And next fall Prescott will publish her first book, Imagining Fame: An Introduction to Geoffrey Chaucer’s House of Fame, an analysis of one of his lesser-known satires. Chaucer wrote the work as he was becoming famous, and Prescott says the work has much to say about contemporary culture’s obsession with celebrity.

Her passion for Chaucer also inspired a conversion to Catholicism.

“Chaucer was a very free-thinking Catholic,” says Prescott, who now attends mass regularly. “[My conversion] is part of my attraction to Chaucer. He was very devout.”

Spiritually, creatively and academically, a fourteenth-century icon has enabled a once shy girl from an impoverished southern aristocracy to become, as she says, “truly liberated.”

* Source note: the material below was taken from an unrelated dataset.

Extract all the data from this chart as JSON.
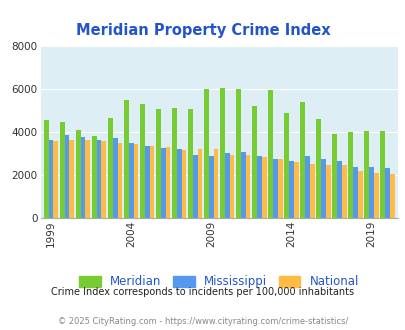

For Prescott, the changes in her life over the past two decades have recalled her years growing up in Virginia.

She was born the fifth Anne Lee of her family, a line of academic distinction—her grandfather had been Harvard’s registrar.

Katherine A. Brittell, a childhood neighbor, says Prescott exhibited her passion for literature at a young age.

“Anne was a year younger than I was and yet I felt she always was smarter than I was,” Brittell says. “She was reading War and Peace when I was reading the Wizard of Oz.”

Brittell and Prescott constructed a telephone hook-up by hanging a string between their facing windows, and her brother worked with Prescott on neighborhood play productions.